Well, it’s finally done. 39 repeats and two mitred corners.
I finally cast off on the 27th January which is, serendipitously, exactly six months after I cast this project on. I actually made it through a record four repeats in the last day. A finish line is a marvelous motivator.
I didn’t take a measurement before blocking, but the shoes (UK size 6) give an idea of the scale.
Next step, washing and blocking. I’m already out of the closet as a big fan of blocking, but I’ve never blocked pure silk before. I did some reading online and on ravelry and there were a lot of mixed opinions on it. Some people said never soak, just pin and spray. Someone suggested ironing to bring out the shine. Stretch it like crazy, silk is strong. Don’t stretch it, silk is vulnerable when wet. It won’t grow because it’s not sproingy like wool. It will grow because the stitches will slip past each other easily.
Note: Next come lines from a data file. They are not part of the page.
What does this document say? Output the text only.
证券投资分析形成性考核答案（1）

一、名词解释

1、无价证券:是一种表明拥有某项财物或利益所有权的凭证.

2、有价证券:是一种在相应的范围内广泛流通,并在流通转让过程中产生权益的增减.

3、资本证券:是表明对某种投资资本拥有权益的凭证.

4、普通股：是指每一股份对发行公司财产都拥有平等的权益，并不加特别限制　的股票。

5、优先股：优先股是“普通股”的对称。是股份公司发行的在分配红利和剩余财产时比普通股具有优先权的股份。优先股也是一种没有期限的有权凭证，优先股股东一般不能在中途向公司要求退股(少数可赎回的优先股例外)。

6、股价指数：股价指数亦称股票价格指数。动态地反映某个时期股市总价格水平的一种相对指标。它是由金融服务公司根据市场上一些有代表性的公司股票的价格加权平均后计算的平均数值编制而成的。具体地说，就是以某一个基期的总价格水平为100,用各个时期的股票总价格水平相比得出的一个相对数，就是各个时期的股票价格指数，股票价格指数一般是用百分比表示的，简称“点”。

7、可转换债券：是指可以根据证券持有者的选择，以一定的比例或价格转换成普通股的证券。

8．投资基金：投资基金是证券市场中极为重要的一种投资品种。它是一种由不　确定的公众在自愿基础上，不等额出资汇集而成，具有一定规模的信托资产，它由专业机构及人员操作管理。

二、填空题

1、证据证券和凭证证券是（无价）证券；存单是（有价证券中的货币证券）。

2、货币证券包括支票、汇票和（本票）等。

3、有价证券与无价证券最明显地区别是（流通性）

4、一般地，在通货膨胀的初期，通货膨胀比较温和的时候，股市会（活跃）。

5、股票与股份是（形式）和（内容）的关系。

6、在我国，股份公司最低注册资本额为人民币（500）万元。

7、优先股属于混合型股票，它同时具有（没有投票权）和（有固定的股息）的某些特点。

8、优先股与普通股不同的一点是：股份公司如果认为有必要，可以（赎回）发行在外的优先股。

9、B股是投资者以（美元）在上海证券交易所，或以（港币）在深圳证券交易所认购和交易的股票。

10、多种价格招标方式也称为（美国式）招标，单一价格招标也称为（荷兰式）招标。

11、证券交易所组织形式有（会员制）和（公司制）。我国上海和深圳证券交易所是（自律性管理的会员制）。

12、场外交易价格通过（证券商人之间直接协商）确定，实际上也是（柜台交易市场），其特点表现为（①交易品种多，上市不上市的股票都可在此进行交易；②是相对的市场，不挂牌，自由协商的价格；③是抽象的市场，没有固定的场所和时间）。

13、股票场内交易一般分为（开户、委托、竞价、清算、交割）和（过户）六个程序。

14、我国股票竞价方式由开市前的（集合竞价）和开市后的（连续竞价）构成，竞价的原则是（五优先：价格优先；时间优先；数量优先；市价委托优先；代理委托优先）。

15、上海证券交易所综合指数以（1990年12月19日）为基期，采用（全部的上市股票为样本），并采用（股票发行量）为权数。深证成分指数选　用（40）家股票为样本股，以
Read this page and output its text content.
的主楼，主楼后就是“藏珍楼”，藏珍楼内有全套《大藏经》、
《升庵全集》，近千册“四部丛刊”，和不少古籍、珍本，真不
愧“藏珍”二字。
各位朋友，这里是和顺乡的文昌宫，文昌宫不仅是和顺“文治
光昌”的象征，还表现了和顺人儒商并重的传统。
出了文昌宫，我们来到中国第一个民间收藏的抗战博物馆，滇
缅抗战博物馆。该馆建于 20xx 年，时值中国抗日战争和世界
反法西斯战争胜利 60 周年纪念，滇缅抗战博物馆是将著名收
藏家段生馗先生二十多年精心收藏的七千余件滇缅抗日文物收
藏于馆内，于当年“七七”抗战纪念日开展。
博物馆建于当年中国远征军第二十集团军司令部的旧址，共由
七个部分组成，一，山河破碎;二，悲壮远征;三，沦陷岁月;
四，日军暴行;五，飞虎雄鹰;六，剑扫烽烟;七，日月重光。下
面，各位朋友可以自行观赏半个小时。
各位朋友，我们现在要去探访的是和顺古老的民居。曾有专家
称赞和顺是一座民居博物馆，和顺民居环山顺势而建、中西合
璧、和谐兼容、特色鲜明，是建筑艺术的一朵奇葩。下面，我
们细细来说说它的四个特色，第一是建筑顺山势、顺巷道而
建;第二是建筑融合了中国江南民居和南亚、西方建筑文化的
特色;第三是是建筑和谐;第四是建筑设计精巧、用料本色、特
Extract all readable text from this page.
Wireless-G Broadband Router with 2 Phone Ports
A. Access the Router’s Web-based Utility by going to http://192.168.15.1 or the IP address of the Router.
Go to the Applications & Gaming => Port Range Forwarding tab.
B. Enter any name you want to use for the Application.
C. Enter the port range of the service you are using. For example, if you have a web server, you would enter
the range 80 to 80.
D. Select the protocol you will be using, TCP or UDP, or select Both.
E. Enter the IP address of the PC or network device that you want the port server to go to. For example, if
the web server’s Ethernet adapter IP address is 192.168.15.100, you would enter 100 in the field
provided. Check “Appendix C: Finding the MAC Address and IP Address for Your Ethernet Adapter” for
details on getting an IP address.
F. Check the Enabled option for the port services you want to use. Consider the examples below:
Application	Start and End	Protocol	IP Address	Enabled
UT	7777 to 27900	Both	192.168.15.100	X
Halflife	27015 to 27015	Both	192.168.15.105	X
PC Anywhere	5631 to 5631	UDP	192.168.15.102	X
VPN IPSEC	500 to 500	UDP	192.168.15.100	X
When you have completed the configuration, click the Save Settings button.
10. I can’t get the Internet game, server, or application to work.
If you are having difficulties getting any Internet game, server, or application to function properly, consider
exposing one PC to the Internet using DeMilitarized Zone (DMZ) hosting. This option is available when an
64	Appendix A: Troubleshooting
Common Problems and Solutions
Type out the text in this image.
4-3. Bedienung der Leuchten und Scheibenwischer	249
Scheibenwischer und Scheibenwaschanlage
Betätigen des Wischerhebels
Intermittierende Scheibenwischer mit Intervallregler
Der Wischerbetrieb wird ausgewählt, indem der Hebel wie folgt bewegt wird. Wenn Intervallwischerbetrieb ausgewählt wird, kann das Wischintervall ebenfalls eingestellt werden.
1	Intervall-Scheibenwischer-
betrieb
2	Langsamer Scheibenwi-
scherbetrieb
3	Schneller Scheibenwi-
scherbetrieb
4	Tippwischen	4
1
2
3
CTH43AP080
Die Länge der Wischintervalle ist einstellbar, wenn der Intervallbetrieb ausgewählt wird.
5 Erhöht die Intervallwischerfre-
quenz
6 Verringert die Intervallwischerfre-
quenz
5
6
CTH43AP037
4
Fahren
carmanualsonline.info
For lack of a clear path, I decided to go carefully with what has worked for me in the past. I soaked it with some soap (read: shower gel) and gently squeezed out excess water with a towel. I used my alphabet blocks as usual, although because I was worried about staining I pinned a white duvet cover down first.
I had planned on using blocking wires, but I quickly decided they were just going to be too straight for this, so it was back to my old pinning ways. 39 boarder repeats, each repeat had three points, that’s a lot of pins! Plus a few at the corners to define the shape. I didn’t have to pin the centre, just having the edges pinned out opened it up enough.
I also didn’t pull the knitting as tight as I usually would with wool. Often when I block a shawl, as it dries, and therefore shrinks slightly, the blocking mats will be pulled up into a curve with the tension. I’m a harsh yarn mistress! None of that with the silk though, just pinned out enough to open up the design. Even still, it has opened up a fair bit. You can see how much of the shawl is actually the border. There’s a final row of large yarn overs, and then a row or two of garter and after that it was all border. All in all, it must be close to half of the finished size.
After an inhumane number of pins, this is the finished result. Six months, two countries, and almost uncountable numbers of knit stitches. All worth it.